C’est certain, vous avez du vinaigre balsamique dans votre placard. Qui n’en a pas? Avec une idée assez précise en termes de goût : à la fois acidulé et un peu sucré, quelques fois limite liquoreux. Raté.
C’est bien connu : les plus belles dérives – arnaques devrais-je dire – autour du terroir et de la tradition naissent avec l’amorce d’un enjeu économique. J’explique :
Il y a vinaigre et vinaigre. « Balsamico » vient de baume. Tout est dit. Un baume comme un médicament, la douceur italienne, un nectar, une caresse sur vos tomates mozza. Sauf que le balsamique que vous pensez acheter au supermarché du coin n’a rien à voir avec ce « baume ». Le balsamique, le vrai, n’est pas un vinaigre à proprement parler puisqu’il n’y a pas eu de fermentation du vin. Nous y voilà.
Le balsamique s’obtient par la réduction de moût de raisin, cuit à feu nu, puis mis à vieillir dans 7 tonneaux en bois successifs et différents, un par an et de plus en plus petits. Vous imaginez bien qu’étant donné ce laps de temps, le balsamique authentique peut être considéré comme un produit de luxe, au même titre que le Bellota (jambon ibérique), affiné longuement.
Le gros problème du balsamique c’est qu’il n’a pas été assez protégé par la législation. Effectivement, la seule exigence réglementaire selon l’IGP, est que l’élixir provienne exclusivement des provinces de Modène et de Reggio Emilia, en Italie du nord. A part ça, aucune appellation susceptible de protéger réellement la recette ancestrale de Modène. N’importe qui peut fabriquer du balsamique, vinaigre ou pas. Et donc n’importe qui = n’importe quoi. Les industriels ont senti le filon en inventant un vinaigre aigre-doux. Leur propre recette, très éloignée la recette originelle, même en bio. L’engouement fut mondial, surfant sur la vague des produits italiens tendance « mode et chic ». La mozza a déjà été massacrée à coup de lait de vache en poudre du Danemark. Le faux balsamique, lui, ni vu ni connu, a tracé son chemin dans notre pays et partout dans le monde. La classe à l’italienne.

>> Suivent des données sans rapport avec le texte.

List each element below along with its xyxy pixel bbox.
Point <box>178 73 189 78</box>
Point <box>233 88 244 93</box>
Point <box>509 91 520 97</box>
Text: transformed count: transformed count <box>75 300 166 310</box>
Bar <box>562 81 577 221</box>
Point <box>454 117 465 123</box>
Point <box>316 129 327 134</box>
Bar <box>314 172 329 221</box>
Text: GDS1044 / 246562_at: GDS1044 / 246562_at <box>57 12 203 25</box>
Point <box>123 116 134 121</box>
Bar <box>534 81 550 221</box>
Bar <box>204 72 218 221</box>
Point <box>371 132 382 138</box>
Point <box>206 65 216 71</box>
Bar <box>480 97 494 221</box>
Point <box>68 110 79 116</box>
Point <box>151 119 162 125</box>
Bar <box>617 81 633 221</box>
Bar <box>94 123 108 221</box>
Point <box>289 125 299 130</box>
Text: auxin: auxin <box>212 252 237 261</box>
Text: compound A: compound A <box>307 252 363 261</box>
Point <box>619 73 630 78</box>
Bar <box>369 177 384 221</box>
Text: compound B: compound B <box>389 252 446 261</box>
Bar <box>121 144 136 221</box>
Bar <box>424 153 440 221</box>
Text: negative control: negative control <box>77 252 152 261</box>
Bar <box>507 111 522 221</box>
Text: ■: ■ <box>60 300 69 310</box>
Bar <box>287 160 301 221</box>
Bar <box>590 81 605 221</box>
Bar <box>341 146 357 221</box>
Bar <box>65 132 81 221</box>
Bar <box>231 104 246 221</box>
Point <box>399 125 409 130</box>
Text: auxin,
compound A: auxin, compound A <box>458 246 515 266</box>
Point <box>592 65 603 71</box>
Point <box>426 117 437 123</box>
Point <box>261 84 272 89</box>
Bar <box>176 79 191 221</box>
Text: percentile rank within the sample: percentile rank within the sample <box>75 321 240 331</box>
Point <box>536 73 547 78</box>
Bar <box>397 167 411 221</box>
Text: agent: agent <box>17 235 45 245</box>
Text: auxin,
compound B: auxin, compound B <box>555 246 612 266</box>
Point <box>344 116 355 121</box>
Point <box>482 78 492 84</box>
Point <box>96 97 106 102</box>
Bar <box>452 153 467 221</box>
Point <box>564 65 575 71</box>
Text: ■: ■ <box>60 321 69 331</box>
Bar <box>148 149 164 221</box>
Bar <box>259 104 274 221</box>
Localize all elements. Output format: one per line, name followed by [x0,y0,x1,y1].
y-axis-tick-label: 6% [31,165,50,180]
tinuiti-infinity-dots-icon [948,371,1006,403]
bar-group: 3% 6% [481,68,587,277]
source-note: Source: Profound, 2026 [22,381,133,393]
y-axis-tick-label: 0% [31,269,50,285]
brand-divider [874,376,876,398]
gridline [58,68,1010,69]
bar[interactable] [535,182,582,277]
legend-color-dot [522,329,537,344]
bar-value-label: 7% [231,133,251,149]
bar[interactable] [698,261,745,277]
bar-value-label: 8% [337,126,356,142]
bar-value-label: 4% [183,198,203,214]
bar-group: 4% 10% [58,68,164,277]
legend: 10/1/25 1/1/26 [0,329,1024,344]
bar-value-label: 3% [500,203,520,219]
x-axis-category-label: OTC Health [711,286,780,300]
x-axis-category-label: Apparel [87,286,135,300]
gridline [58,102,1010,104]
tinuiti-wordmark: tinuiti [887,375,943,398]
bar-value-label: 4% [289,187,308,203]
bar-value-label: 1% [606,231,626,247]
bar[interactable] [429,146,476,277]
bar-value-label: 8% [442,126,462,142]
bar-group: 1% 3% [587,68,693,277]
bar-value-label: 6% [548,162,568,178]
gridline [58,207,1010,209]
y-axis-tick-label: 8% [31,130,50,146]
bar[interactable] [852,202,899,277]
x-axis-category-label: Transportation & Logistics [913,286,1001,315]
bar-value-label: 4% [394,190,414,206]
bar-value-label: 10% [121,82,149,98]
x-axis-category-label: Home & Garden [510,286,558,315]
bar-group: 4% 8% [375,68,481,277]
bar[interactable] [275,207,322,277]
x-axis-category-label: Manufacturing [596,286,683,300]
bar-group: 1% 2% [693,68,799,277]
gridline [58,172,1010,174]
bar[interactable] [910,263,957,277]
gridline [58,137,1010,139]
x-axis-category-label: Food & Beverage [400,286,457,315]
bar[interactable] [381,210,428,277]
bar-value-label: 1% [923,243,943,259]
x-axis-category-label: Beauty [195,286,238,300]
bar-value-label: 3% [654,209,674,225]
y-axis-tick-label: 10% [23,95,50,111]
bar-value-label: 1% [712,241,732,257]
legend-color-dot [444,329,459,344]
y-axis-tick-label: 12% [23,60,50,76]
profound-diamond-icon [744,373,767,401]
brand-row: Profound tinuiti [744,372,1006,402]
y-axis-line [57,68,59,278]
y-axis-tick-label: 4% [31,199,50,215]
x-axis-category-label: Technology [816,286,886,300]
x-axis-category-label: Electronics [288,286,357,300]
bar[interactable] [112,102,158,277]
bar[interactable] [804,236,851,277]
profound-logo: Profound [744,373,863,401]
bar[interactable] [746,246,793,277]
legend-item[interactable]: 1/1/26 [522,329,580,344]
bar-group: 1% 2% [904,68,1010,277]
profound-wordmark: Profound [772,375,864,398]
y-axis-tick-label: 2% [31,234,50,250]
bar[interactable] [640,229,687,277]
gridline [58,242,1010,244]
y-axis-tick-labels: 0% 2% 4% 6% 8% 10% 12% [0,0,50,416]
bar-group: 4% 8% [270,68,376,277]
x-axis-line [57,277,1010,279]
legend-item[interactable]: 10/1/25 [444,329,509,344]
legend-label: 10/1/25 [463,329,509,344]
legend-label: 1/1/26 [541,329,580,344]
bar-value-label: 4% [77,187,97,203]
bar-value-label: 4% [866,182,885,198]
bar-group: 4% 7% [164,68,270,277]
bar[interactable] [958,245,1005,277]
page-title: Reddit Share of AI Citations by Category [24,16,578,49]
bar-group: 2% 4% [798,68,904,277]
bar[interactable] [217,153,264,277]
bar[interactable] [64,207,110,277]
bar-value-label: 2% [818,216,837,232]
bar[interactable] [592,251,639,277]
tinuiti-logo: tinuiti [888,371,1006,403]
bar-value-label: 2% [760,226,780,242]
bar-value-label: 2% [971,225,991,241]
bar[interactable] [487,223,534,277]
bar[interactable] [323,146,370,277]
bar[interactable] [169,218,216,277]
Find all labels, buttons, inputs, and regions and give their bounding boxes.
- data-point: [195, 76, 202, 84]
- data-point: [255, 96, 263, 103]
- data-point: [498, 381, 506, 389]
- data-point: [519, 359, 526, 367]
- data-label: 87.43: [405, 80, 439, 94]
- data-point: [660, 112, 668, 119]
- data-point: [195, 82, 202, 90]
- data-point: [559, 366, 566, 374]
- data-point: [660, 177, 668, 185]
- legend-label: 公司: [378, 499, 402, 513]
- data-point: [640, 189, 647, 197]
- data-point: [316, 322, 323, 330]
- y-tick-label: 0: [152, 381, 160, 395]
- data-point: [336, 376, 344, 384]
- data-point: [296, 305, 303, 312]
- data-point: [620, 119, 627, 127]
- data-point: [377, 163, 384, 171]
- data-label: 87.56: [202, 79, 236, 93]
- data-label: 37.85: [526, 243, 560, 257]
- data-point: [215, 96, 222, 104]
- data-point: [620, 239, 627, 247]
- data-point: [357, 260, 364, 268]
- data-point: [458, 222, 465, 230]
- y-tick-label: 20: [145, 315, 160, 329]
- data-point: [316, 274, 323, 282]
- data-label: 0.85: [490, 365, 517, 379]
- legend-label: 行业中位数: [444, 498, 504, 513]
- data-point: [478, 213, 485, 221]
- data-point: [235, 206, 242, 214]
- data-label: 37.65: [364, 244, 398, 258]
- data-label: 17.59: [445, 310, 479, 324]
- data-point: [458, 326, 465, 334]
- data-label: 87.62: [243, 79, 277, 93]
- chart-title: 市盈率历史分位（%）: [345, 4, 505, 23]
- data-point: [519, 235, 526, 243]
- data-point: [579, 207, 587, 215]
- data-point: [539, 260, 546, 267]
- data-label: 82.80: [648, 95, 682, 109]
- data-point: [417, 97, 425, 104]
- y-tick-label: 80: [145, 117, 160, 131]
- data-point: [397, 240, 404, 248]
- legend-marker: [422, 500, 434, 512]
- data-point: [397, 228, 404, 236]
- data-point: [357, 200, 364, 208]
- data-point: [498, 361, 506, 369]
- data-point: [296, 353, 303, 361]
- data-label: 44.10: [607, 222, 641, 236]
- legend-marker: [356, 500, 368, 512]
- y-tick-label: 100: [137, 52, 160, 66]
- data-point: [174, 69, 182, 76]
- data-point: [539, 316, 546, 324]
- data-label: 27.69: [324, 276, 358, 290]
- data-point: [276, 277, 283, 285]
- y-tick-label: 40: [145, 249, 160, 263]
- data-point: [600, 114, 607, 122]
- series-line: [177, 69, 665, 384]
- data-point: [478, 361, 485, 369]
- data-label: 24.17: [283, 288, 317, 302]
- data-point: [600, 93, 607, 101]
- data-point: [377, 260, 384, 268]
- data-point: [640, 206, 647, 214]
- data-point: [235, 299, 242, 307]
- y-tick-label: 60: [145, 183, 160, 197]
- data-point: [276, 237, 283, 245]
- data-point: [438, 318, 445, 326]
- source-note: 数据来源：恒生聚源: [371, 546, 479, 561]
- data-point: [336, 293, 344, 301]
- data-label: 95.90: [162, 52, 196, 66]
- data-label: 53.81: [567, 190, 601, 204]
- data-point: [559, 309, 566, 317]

Dans les rayons des supermarchés, cela nous donne une abondance de vinaigres trafiqués au faux caramel E150D douteux (j’en parle ici) et agrémentés d’une petite touche de conservateurs. Quand la chimie tente de remplacer les années. Ne rêvons pas : le pire côtoie plus souvent le meilleur. Et à tous les prix.
La question que je me pose : un produit de terroir peut-il se démocratiser en gardant son identité ? A trop vouloir diminuer les coûts pour permettre la consommation du plus grand nombre, on arrive à une alimentation à 2 vitesses : la haute qualité pour l’élite, l’ersatz pour la « populasse ». C’est ce qui est arrivé au foie gras bulgare dopé aux antibiotiques, au saumon norvégien aux dioxines, au jambon Serrano aux hormones et j’en passe.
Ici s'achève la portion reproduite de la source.